目立たないけど気になったタニギキョウ
東北に春が来て山に入ると、杉林や雑木林の下で葉を出したり花を咲かせたりしている植物に出会います。
中には存在が目立たないのに印象に残る植物もあります。
山形市に抜ける紅花トンネルの手前の駐車場に車を止めて、谷川沿いの林道を歩きながら脇の叢を歩き回っているとき、群生して白い花を咲かせている植物を見かけました。
野草の多くは個性的で存在感があるものが多いのに、この花はそうした印象は持ちませんでした。
群生して咲いている光景だけが心に残りました。
アパートから車で数分の丘陵の麓にウスバサイシンの写真を撮りに行ったときにも、同じ花を咲かせる植物を見かけました。
この白い花の様子はオトメアゼナのような雰囲気です。
オトメアゼナは田んぼや沼の水面で繁茂するので生育場所が違います。
その花の名前もわからずに、数年間パソコンに入れっぱなしになっていました。
最近入会したfacebookの「雑木や野草のサークル」に投稿して名前を教えて貰おうかと思っていたとき、「日本の野草」(林弥栄編 山と渓谷社)をペラペラめくっていたら、この植物を偶然見かけました。
それがタニギキョウです。
特長がないキキョウ科のありきたりの植物のようです。
でも「www.chiba-muse.or.jp」には「山道沿いの湿った斜面に群生した純白の花。
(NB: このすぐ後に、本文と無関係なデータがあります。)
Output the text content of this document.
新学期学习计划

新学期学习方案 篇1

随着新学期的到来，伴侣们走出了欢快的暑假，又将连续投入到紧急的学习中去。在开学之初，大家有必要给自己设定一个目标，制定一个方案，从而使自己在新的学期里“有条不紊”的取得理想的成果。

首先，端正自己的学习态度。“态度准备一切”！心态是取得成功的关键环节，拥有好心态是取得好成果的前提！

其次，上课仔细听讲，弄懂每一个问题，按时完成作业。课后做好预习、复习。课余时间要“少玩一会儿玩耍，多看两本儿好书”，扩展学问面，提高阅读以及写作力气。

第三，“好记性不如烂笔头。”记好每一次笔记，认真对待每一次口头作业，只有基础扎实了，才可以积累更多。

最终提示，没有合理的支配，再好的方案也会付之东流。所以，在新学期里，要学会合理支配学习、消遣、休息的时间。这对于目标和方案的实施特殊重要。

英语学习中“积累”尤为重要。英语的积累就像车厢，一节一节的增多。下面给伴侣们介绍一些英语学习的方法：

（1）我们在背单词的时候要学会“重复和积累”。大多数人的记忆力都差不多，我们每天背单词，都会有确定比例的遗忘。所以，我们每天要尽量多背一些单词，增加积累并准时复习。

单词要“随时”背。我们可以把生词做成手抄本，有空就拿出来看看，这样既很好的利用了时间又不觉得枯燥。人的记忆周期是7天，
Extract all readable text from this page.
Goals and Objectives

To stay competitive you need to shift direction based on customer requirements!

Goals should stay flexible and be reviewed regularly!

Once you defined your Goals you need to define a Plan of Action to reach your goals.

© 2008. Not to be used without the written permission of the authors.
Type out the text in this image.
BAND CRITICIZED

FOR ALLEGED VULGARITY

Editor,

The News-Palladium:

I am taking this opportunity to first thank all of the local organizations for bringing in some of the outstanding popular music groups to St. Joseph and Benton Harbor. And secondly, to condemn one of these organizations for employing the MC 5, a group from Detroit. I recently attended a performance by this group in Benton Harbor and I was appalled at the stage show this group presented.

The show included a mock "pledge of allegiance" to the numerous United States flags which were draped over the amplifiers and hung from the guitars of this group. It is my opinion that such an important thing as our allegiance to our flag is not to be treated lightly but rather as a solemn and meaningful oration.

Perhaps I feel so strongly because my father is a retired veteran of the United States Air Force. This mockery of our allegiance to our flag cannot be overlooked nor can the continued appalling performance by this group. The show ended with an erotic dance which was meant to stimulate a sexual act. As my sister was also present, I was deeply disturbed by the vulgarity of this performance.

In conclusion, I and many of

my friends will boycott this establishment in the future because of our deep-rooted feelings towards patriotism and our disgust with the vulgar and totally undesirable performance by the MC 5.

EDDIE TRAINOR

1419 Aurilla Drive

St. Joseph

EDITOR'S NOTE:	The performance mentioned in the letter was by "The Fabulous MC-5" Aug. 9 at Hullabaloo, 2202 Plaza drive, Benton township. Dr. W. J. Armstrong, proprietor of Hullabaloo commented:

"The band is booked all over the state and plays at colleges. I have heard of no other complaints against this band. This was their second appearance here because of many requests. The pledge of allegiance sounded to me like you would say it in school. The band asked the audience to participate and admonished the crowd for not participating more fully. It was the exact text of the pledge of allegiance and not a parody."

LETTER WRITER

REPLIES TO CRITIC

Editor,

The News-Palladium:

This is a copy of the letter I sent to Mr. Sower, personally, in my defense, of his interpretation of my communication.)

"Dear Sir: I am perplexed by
タニギキョウだ。直径1センチ弱の小さな花で、草丈は5センチほど。キキョウの仲間としてはとても小さな植物で、見過ごされやすい。だが、その清楚な美しさは春の山を彩る草花の中でも際立っている。この植物には面白い特徴がある。多くの草木が繁茂する夏に、タニギキョウは姿を消してしまうのである。花が咲き終わり5月になるとタニギキョウの茎や葉は枯れてしまい、6月から9月にかけては影も形も見当たらない。10月頃には新たな茎と葉が伸びて、そのまま冬を越し、4月に開花する。このような性質を『冬緑性(とうりょくせい)』という。他の草に覆い隠されてしまう夏を避け、競争相手の少ない冬に光合成を行うという生き方を選んだのである。まるで『我が道を行く』とでもいうような性質もタニギキョウの魅力である。(尾崎煙雄)」と記されていました。
カタクリ、ショウジョウバカマ、フデリンドウなどの「春の妖精(スプリング・エフェメラル)」の仲間に思われたのですが、これらは翌年の春まで休眠します。
10月に茎や葉が伸びる点で明らかに違っています。
白い花を咲かせるありきたりの地味な花だと思っていたのですが、植生はとても個性的なのですね。
私たちも目先の姿形でその人が個性的だと考え勝ちですが、見えない生き方そのものが個性的かどうか判断することが重要かもしれないなと再認識したものです。